La charte de l’UoM donne le droit à l’Academic Freedom. Mais malheureusement, nous voyons que ce n’est plus le cas aujourd’hui. Ils sont une dizaine de chargés de cours qui parlent toujours sans crainte mais avec la nouvelle approche de la direction, nous risquons de perdre l’Academic Freedom. Peu importe le parti politique au pouvoir, nous ne pouvons pas faire taire l’Academic Freedom. Mais les universitaires ne doivent pas exprimer des propos diffamatoires, mais doivent parler en toute liberté.

Depuis que UniRank a classé l’UoM à la 85e place en Afrique, nous constatons que des commentaires ont fusé sur les réseaux sociaux. Prêtez-vous foi à un tel classement ?

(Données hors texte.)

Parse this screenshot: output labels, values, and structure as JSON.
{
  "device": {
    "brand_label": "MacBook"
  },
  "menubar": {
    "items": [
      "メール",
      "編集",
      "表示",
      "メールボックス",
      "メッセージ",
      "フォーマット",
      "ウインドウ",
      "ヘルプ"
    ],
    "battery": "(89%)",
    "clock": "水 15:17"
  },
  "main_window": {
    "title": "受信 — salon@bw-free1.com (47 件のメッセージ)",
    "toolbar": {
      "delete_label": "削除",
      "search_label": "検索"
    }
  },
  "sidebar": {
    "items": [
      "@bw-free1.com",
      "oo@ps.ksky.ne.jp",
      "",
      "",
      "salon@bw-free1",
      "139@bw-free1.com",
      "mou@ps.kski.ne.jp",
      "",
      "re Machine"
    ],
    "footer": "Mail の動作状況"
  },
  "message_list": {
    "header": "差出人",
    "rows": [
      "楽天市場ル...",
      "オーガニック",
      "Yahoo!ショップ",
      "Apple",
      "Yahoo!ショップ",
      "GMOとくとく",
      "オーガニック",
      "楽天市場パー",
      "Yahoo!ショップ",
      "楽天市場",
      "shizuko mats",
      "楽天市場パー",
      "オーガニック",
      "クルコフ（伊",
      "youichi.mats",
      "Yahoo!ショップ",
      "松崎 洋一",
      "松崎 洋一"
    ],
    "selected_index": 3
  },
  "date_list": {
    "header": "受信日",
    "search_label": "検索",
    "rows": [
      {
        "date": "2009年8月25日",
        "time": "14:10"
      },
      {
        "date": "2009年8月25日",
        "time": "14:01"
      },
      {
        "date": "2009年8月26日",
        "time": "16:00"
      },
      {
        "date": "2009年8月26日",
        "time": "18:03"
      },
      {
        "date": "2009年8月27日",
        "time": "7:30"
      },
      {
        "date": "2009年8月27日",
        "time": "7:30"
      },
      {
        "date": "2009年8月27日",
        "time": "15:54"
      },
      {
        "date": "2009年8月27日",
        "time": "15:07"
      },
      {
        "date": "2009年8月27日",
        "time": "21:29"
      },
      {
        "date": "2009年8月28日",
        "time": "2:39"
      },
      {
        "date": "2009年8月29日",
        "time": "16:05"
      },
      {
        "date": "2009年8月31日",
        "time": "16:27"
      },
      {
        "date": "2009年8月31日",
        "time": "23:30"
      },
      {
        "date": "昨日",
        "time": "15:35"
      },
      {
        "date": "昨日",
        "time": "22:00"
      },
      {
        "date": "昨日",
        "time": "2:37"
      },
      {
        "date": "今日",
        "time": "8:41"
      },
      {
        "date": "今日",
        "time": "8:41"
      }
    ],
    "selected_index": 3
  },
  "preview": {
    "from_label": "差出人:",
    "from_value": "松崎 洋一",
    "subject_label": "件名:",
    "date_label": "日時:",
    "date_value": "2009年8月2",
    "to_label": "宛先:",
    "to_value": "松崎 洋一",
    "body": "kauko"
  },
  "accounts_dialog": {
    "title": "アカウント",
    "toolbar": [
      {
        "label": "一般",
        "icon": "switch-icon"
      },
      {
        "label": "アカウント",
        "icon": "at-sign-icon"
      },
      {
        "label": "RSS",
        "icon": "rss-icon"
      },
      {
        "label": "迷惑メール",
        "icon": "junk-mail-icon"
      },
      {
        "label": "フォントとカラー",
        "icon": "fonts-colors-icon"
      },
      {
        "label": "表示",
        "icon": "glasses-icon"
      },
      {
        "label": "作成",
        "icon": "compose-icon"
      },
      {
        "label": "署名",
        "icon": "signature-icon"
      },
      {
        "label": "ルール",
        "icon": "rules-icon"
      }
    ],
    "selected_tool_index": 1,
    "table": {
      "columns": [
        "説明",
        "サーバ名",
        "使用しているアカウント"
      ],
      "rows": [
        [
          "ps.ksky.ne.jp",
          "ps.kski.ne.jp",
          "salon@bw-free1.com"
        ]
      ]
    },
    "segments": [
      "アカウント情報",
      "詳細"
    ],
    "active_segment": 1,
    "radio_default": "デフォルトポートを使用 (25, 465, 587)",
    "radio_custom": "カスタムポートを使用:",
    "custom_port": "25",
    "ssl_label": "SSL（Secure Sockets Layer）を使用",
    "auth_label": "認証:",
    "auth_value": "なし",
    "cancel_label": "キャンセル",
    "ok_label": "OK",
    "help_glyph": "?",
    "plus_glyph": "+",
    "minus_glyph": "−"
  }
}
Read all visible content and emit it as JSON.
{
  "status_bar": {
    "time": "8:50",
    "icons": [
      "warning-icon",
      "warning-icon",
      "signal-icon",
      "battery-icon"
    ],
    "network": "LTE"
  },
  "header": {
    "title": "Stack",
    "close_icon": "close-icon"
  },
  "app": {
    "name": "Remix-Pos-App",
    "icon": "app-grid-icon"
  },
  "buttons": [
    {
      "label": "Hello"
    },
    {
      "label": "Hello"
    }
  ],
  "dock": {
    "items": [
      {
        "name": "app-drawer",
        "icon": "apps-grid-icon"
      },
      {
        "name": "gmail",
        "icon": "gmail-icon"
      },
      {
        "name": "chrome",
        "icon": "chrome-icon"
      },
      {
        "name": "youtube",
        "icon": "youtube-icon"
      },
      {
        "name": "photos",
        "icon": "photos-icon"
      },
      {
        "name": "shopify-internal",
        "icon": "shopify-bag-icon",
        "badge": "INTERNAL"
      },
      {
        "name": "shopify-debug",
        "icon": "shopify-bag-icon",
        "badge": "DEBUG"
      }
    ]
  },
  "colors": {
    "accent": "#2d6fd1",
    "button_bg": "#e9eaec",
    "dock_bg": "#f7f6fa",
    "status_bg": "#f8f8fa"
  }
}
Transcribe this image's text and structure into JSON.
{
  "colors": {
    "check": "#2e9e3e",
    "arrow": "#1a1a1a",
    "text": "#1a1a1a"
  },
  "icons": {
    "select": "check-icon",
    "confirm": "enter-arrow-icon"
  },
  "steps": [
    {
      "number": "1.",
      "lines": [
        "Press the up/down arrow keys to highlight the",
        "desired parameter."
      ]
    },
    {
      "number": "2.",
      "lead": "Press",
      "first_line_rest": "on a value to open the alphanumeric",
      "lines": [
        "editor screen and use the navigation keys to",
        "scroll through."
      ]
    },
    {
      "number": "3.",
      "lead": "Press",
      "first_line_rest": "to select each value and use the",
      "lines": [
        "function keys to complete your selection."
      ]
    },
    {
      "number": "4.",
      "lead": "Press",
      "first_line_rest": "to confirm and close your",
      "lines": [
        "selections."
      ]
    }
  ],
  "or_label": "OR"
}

Je crois qu’il y a un peu trop d’exagération dans ce classement. Si nous prenons n’importe quel système de classement, il n’est pas fiable. Même si nous prenons le classement de Times, il n’est pas fiable à 100%. Le classement que nous avons au niveau de l’Afrique doit être pris avec une pincée de sel. Mais d’autre part, certaines personnes le balaient d’un revers de la main. Mon opinion personnelle en tant qu’universitaire, il faut être prudent dans la manière dont nous voyons ce classement. Nous avons des universitaires extraordinaires à l’UoM et nos élèves sont aussi très qualifiées contrairement à d’autres institutions qui recrutent n’importe qui. Mais il faut que nous réalisions que si en Afrique, nous étions les meilleures, je crois que nous aurions dû nous trouver parmi les 25 premières. Le classement d’une université ne se fonde pas uniquement sur la qualité de l’enseignement ou la recherche. Nous ne pouvons pas enseigner l’éthique, la bonne gouvernance mais si nous le mettons dans un contexte global, les universitaires ont le droit de parler grâce à son Academic Freedom tant que ses propos ne sont pas diffamatoires. Tant que l’universitaire n’est pas candidat, il a une liberté. Les bonnes agences de notation vont aussi prendre en compte de quelle manière les universitaires aident les gens dans la société, les ONG. Elles vont aussi analyser la gouvernance et le respect des règlements.